BBC Newcastle rang this morning to ask if I'd go on air to discuss former Chancellor George Osborne's appointment as editor of the London Evening Standard. Here are my thoughts...

It is not only a clear conflict of interest but a jobs-for-the-boys insult to hard-working journalists everywhere.

Tony Blair put the tin hat on it over the weekend when he told Andrew Marr that Mr Osborne was "a capable guy" and the appointment "would make politics more interesting".

Oh, come off it - how myopic can you get? Mr Osborne is undoubtedly a capable guy but the appointment of a newspaper editor should surely be about quality journalism, not interesting politics. It should be about credentials in journalism, the ability to lead, and balanced judgement.

Mr Osborne's editorship will always been clouded by suspicion that he (along with London Evening Standard owner Evgeny Lebedev) will use it as part of a political powerbase.

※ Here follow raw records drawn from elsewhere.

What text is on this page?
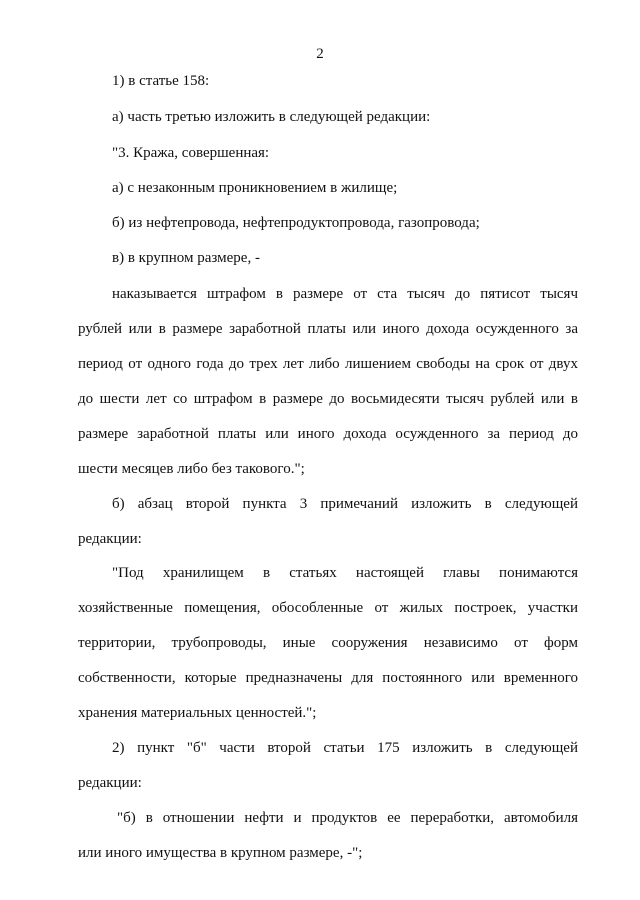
2
1) в статье 158:
а) часть третью изложить в следующей редакции:
"3. Кража, совершенная:
а) с незаконным проникновением в жилище;
б) из нефтепровода, нефтепродуктопровода, газопровода;
в) в крупном размере, -
наказывается штрафом в размере от ста тысяч до пятисот тысяч
рублей или в размере заработной платы или иного дохода осужденного за
период от одного года до трех лет либо лишением свободы на срок от двух
до шести лет со штрафом в размере до восьмидесяти тысяч рублей или в
размере заработной платы или иного дохода осужденного за период до
шести месяцев либо без такового.";
б) абзац второй пункта 3 примечаний изложить в следующей
редакции:
"Под хранилищем в статьях настоящей главы понимаются
хозяйственные помещения, обособленные от жилых построек, участки
территории, трубопроводы, иные сооружения независимо от форм
собственности, которые предназначены для постоянного или временного
хранения материальных ценностей.";
2) пункт "б" части второй статьи 175 изложить в следующей
редакции:
"б) в отношении нефти и продуктов ее переработки, автомобиля
или иного имущества в крупном размере, -";
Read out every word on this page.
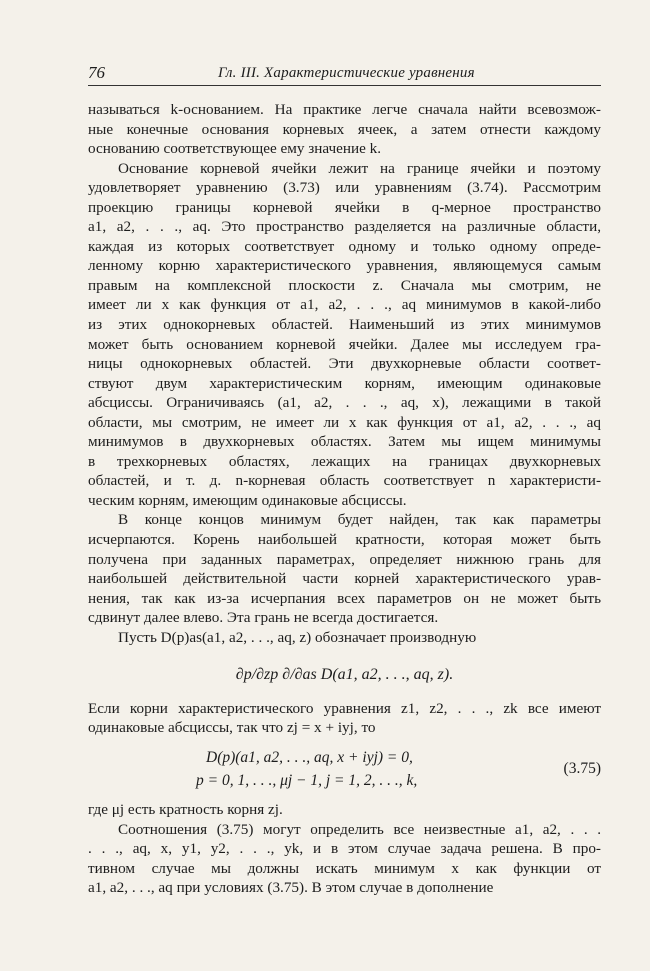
76	Гл. III. Характеристические уравнения
называться k-основанием. На практике легче сначала найти всевозмож-
ные конечные основания корневых ячеек, а затем отнести каждому
основанию соответствующее ему значение k.
Основание корневой ячейки лежит на границе ячейки и поэтому
удовлетворяет уравнению (3.73) или уравнениям (3.74). Рассмотрим
проекцию границы корневой ячейки в q-мерное пространство
a1, a2, . . ., aq. Это пространство разделяется на различные области,
каждая из которых соответствует одному и только одному опреде-
ленному корню характеристического уравнения, являющемуся самым
правым на комплексной плоскости z. Сначала мы смотрим, не
имеет ли x как функция от a1, a2, . . ., aq минимумов в какой-либо
из этих однокорневых областей. Наименьший из этих минимумов
может быть основанием корневой ячейки. Далее мы исследуем гра-
ницы однокорневых областей. Эти двухкорневые области соответ-
ствуют двум характеристическим корням, имеющим одинаковые
абсциссы. Ограничиваясь (a1, a2, . . ., aq, x), лежащими в такой
области, мы смотрим, не имеет ли x как функция от a1, a2, . . ., aq
минимумов в двухкорневых областях. Затем мы ищем минимумы
в трехкорневых областях, лежащих на границах двухкорневых
областей, и т. д. n-корневая область соответствует n характеристи-
ческим корням, имеющим одинаковые абсциссы.
В конце концов минимум будет найден, так как параметры
исчерпаются. Корень наибольшей кратности, которая может быть
получена при заданных параметрах, определяет нижнюю грань для
наибольшей действительной части корней характеристического урав-
нения, так как из-за исчерпания всех параметров он не может быть
сдвинут далее влево. Эта грань не всегда достигается.
Пусть D(p)as(a1, a2, . . ., aq, z) обозначает производную
∂p/∂zp ∂/∂as D(a1, a2, . . ., aq, z).
Если корни характеристического уравнения z1, z2, . . ., zk все имеют
одинаковые абсциссы, так что zj = x + iyj, то
D(p)(a1, a2, . . ., aq, x + iyj) = 0,
p = 0, 1, . . ., μj − 1, j = 1, 2, . . ., k,
(3.75)
где μj есть кратность корня zj.
Соотношения (3.75) могут определить все неизвестные a1, a2, . . .
. . ., aq, x, y1, y2, . . ., yk, и в этом случае задача решена. В про-
тивном случае мы должны искать минимум x как функции от
a1, a2, . . ., aq при условиях (3.75). В этом случае в дополнение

Being an editor - at least to do the job properly - means having to live the role. You have to be part of the community you serve, listen to readers so you can make sound judgements, and see the paper (and its website) through to publication. It's more than a full-time job - and surely the same applies to being an MP.

So good luck to Mr Osborne fitting in both jobs on top of earning £13,000 a day as an adviser to BlackRock, the world's biggest asset management firm. I'm sure he'll be good at cutting costs at least.

In the meantime, as an editor with 20 years' experience, and with a CSE Grade 1 maths to my name, I'd like to apply to be Chancellor.

After all, Philip Hammond's making a right pig's ear of it.